Keempat, merupakan tahapan yang menunjukkan betapa kerasnya Allah mengharamkan riba. QS. Al Baqarah : 278-279 berikut ini menjelaskan konsep final tentang riba dan konsekuensi bagi siapa yang memakan riba.
“Hai orang-orang yang beriman, bertakwalah kepada Allah dan tinggalkan sisa riba (yang belum dipungut) jika kamu orang-orang yang beriman. Maka jika kamu tidak mengerjakan (meninggalkan sisa riba), maka ketahuilah, bahwa Allah dan Rasul-Nya akan memerangimu. Dan jika kamu bertobat (dari pengambilan riba), maka bagimu pokok hartamu; kamu tidak menganiaya dan tidak (pula) dianiaya.”
5. Bathil
Dalam
melakukan transaksi, prinsip yang harus dijunjung adalah tidak ada
kedzhaliman yang dirasa pihak-pihak yang terlibat. Semuanya harus
sama-sama rela dan adil sesuai takarannya. Maka, dari sisi ini transaksi
yang terjadi akan merekatkan ukhuwah pihak-pihak yang terlibat dan
diharap agar bisa tercipta hubungan yang selalu baik. Kecurangan,
ketidakjujuran, menutupi cacat barang, mengurangi timbangan tidak
dibenarkan.

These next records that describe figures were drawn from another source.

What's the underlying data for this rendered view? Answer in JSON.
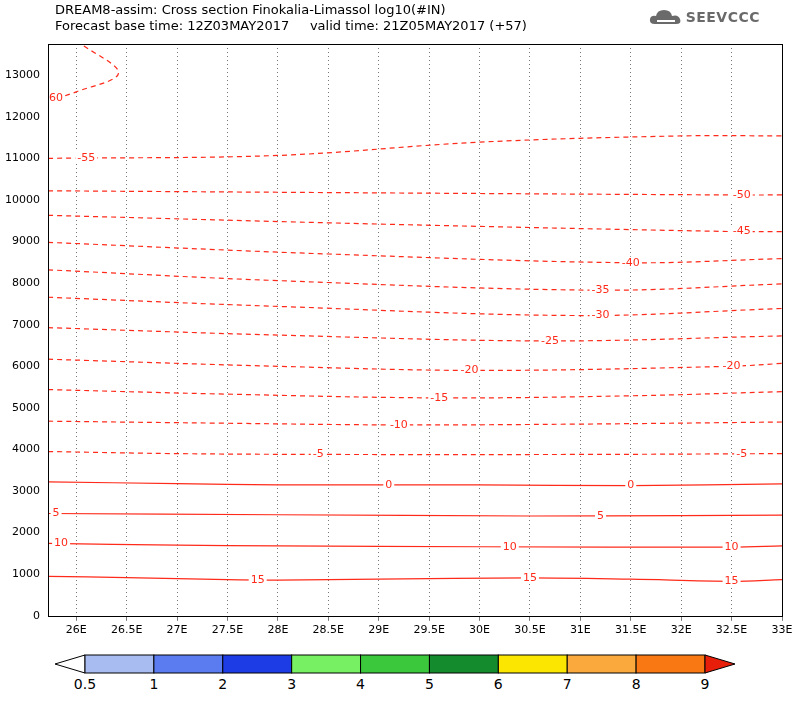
{
  "chart_data": {
    "type": "line",
    "title": "DREAM8-assim: Cross section Finokalia-Limassol log10(#IN)",
    "subtitle": "Forecast base time: 12Z03MAY2017     valid time: 21Z05MAY2017 (+57)",
    "logo": "SEEVCCC",
    "xlim": [
      25.72,
      33
    ],
    "xticks": [
      {
        "value": 26,
        "label": "26E"
      },
      {
        "value": 26.5,
        "label": "26.5E"
      },
      {
        "value": 27,
        "label": "27E"
      },
      {
        "value": 27.5,
        "label": "27.5E"
      },
      {
        "value": 28,
        "label": "28E"
      },
      {
        "value": 28.5,
        "label": "28.5E"
      },
      {
        "value": 29,
        "label": "29E"
      },
      {
        "value": 29.5,
        "label": "29.5E"
      },
      {
        "value": 30,
        "label": "30E"
      },
      {
        "value": 30.5,
        "label": "30.5E"
      },
      {
        "value": 31,
        "label": "31E"
      },
      {
        "value": 31.5,
        "label": "31.5E"
      },
      {
        "value": 32,
        "label": "32E"
      },
      {
        "value": 32.5,
        "label": "32.5E"
      },
      {
        "value": 33,
        "label": "33E"
      }
    ],
    "ylim": [
      0,
      13750
    ],
    "yticks": [
      0,
      1000,
      2000,
      3000,
      4000,
      5000,
      6000,
      7000,
      8000,
      9000,
      10000,
      11000,
      12000,
      13000
    ],
    "grid": true,
    "color": "#ff2a1a",
    "series": [
      {
        "name": "15",
        "line_style": "solid",
        "x": [
          25.72,
          26.5,
          27.5,
          28,
          29,
          30.5,
          31.5,
          32.5,
          33
        ],
        "values": [
          950,
          920,
          870,
          860,
          880,
          910,
          880,
          830,
          870
        ],
        "label_x": [
          27.8,
          30.5,
          32.5
        ]
      },
      {
        "name": "10",
        "line_style": "solid",
        "x": [
          25.72,
          27,
          28,
          30,
          32.5,
          33
        ],
        "values": [
          1740,
          1700,
          1680,
          1660,
          1650,
          1680
        ],
        "label_x": [
          25.85,
          30.3,
          32.5
        ]
      },
      {
        "name": "5",
        "line_style": "solid",
        "x": [
          25.72,
          28,
          30.5,
          32,
          33
        ],
        "values": [
          2460,
          2430,
          2400,
          2410,
          2420
        ],
        "label_x": [
          25.8,
          31.2
        ]
      },
      {
        "name": "0",
        "line_style": "solid",
        "x": [
          25.72,
          27,
          28,
          30,
          31.5,
          33
        ],
        "values": [
          3220,
          3180,
          3150,
          3150,
          3130,
          3170
        ],
        "label_x": [
          29.1,
          31.5
        ]
      },
      {
        "name": "-5",
        "line_style": "dashed",
        "x": [
          25.72,
          27,
          28.5,
          31,
          33
        ],
        "values": [
          3950,
          3900,
          3880,
          3880,
          3900
        ],
        "label_x": [
          28.4,
          32.6
        ]
      },
      {
        "name": "-10",
        "line_style": "dashed",
        "x": [
          25.72,
          27.5,
          29.2,
          31,
          33
        ],
        "values": [
          4680,
          4630,
          4590,
          4610,
          4660
        ],
        "label_x": [
          29.2
        ]
      },
      {
        "name": "-15",
        "line_style": "dashed",
        "x": [
          25.72,
          27.5,
          29.6,
          31.5,
          33
        ],
        "values": [
          5440,
          5330,
          5240,
          5290,
          5390
        ],
        "label_x": [
          29.6
        ]
      },
      {
        "name": "-20",
        "line_style": "dashed",
        "x": [
          25.72,
          28,
          30,
          32.5,
          33
        ],
        "values": [
          6170,
          6000,
          5900,
          6000,
          6070
        ],
        "label_x": [
          29.9,
          32.5
        ]
      },
      {
        "name": "-25",
        "line_style": "dashed",
        "x": [
          25.72,
          28,
          30.7,
          33
        ],
        "values": [
          6930,
          6750,
          6610,
          6730
        ],
        "label_x": [
          30.7
        ]
      },
      {
        "name": "-30",
        "line_style": "dashed",
        "x": [
          25.72,
          28,
          31,
          33
        ],
        "values": [
          7660,
          7440,
          7220,
          7390
        ],
        "label_x": [
          31.2
        ]
      },
      {
        "name": "-35",
        "line_style": "dashed",
        "x": [
          25.72,
          28,
          31.2,
          33
        ],
        "values": [
          8320,
          8060,
          7830,
          7980
        ],
        "label_x": [
          31.2
        ]
      },
      {
        "name": "-40",
        "line_style": "dashed",
        "x": [
          25.72,
          28.5,
          31.5,
          33
        ],
        "values": [
          8980,
          8700,
          8490,
          8590
        ],
        "label_x": [
          31.5
        ]
      },
      {
        "name": "-45",
        "line_style": "dashed",
        "x": [
          25.72,
          29,
          32.5,
          33
        ],
        "values": [
          9630,
          9420,
          9240,
          9240
        ],
        "label_x": [
          32.6
        ]
      },
      {
        "name": "-50",
        "line_style": "dashed",
        "x": [
          25.72,
          29,
          32.5,
          33
        ],
        "values": [
          10220,
          10170,
          10120,
          10120
        ],
        "label_x": [
          32.6
        ]
      },
      {
        "name": "-55",
        "line_style": "dashed",
        "x": [
          25.72,
          28,
          30,
          32,
          33
        ],
        "values": [
          11000,
          11070,
          11390,
          11540,
          11540
        ],
        "label_x": [
          26.1
        ]
      },
      {
        "name": "60",
        "line_style": "dashed",
        "x": [
          25.72,
          26.0,
          26.42,
          26.05
        ],
        "values": [
          12380,
          12600,
          13050,
          13750
        ],
        "label_x": [
          25.8
        ]
      }
    ],
    "colorbar": {
      "ticks": [
        0.5,
        1,
        2,
        3,
        4,
        5,
        6,
        7,
        8,
        9
      ],
      "colors": [
        "#ffffff",
        "#a8bcf2",
        "#5a7cf0",
        "#1e3ce6",
        "#78f064",
        "#3cc83c",
        "#148c2d",
        "#fae600",
        "#faaa3c",
        "#fa7814",
        "#e61e0a"
      ]
    }
  }
}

Atau hal-hal kecil seperti menggunakan barang tanpa izin,
meminjam dan tidak bertanggungjawab atas kerusakan harus sangat
diperhatikan dalam bermuamalat.
[1] Azharudin Lathif, Fiqh Muamalat, (ciputat : UIN jakarta Press, 2005), cet.1, h. 5
[2] http://khairilmuslim.wordpress.com/2011/04/04/208
[3] http://mahir-al-hujjah.blogspot.com/2009/08/gharar-riba-dan-maisir-di-dalam.html
0 Kommentare on Prinsip Prinsip dasar Fiqih Muamalah :
Silahkan berkomentar yang baik dan Jangan Spam !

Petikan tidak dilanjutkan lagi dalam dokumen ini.